DeVoto shows there would be no further lasting compromise on this issue, a new party would be formed out of the ashes of the Whigs, and many young officers who cut their teeth in battle in Mexico would fight each other fifteen years later.
DeVoto observes or believes that Grant more than anyone would remember the usefulness of artillery and rifles. “Lieutenant Grant learned about firepower” in six hours. (192) He notes that Winfield Scott had an overall understanding of what it would take to win a war more than anyone else. So with Scott’s Anaconda Plan and Grant’s relentless sieges, the Confederacy was surrounded and doomed.
He suggested that both Robert E. Lee and Jefferson Davis (Davis was a West Point grad and a colonel in Mexico) were too “old school” to be as effective as they could be. DeVoto notes sarcastically that Davis was “the one military strategist whom Robert E. Lee was never able to defeat.” (207)
There is a lot of truth in DeVoto’s interpretations as we can see with over a century’s hindsight (not quite a century in the original when DeVoto was writing in 1942). American History classes in the school where I teach used to conduct paper war games for their Civil War units. Because of its larger population and greater industrialization, the students playing for the North usually won the “war.” One year that the South won, the students playing for the South used the Anaconda Plan on the North and chose different military leaders, Longstreet and Forrest instead of Lee and Beauregard, for example. Sure, it is alternate history at the high school level, but it may illustrate some of DeVoto’s points.
Thoreau was living at Walden Pond in 1846, and that was the year he was jailed one night for opposing the Mexican War and slavery by not paying his poll tax. Another well-known non-fiction writer, Francis Parkman, was exploring the Oregon Trail. This would become his book entitled The Oregon Trail.

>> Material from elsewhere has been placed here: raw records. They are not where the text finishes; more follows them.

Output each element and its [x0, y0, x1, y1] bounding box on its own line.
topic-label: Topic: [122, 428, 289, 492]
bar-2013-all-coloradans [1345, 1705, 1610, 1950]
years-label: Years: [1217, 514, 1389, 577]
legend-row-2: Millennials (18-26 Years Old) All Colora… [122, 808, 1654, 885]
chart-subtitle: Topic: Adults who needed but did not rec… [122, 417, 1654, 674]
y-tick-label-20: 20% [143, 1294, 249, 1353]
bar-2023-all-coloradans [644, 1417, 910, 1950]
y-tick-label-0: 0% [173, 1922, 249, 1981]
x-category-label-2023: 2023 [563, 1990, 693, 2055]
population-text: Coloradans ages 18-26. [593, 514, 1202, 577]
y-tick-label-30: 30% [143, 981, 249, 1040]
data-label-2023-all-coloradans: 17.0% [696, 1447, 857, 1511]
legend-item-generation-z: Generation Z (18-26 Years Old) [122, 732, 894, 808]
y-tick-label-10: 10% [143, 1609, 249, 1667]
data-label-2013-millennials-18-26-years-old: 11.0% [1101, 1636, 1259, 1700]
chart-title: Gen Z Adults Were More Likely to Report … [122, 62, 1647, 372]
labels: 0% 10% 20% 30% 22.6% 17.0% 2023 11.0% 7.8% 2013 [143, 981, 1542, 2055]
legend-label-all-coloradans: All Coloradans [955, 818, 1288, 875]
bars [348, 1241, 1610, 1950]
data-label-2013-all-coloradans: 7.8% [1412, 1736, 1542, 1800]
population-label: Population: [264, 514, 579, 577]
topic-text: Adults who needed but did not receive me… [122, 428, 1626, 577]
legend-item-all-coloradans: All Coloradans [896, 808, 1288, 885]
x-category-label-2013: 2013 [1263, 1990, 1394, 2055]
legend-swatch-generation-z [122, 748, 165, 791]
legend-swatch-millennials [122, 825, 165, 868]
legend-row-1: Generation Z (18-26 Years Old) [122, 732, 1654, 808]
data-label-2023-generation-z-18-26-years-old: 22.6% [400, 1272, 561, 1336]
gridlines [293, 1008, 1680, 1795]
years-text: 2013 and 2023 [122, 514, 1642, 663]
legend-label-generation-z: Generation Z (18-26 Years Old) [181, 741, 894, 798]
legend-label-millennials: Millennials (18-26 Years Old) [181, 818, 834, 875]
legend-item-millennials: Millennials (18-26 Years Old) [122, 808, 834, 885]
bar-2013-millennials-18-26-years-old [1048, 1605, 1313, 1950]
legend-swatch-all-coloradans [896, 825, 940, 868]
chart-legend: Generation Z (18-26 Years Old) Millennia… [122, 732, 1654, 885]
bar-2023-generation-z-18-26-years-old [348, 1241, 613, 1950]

One of the most poignant parts of The Year of Decision, 1846 is Parkman’s observations of the Western Indian tribes, especially the Sioux with whom he lived for about three weeks. Back then the few white trappers, scouts, and settlers made peace with the Indians. The Indian wars in the West would not begin for another decade.
Parkman believed that the Plains Indians he observed could not withstand encounters with civilization because of inherent cultural weaknesses. “…[They] had a culture but no character, they were helpless against the world and even in selfhood—they must go down.” (304) By this he did not mean that whites must fight them, but that they could not possibly even comprehend the culture that was coming. Even most of their leaders had no idea of what it meant to plan for the future.
There are hundreds of such fascinating characters and details. I could go on and on. I wonder, for example, if Uncle Billy in a couple of Bret Harte’s stories including “The Outcasts of Poker Flat” got his name from the nickname of one of the members of the Donner Party.
The Year of Decision, 1846 reads like a novel with many direct quotations and multiple plot lines. The various lines, though, do come together—pointing to what America and especially the American West would become.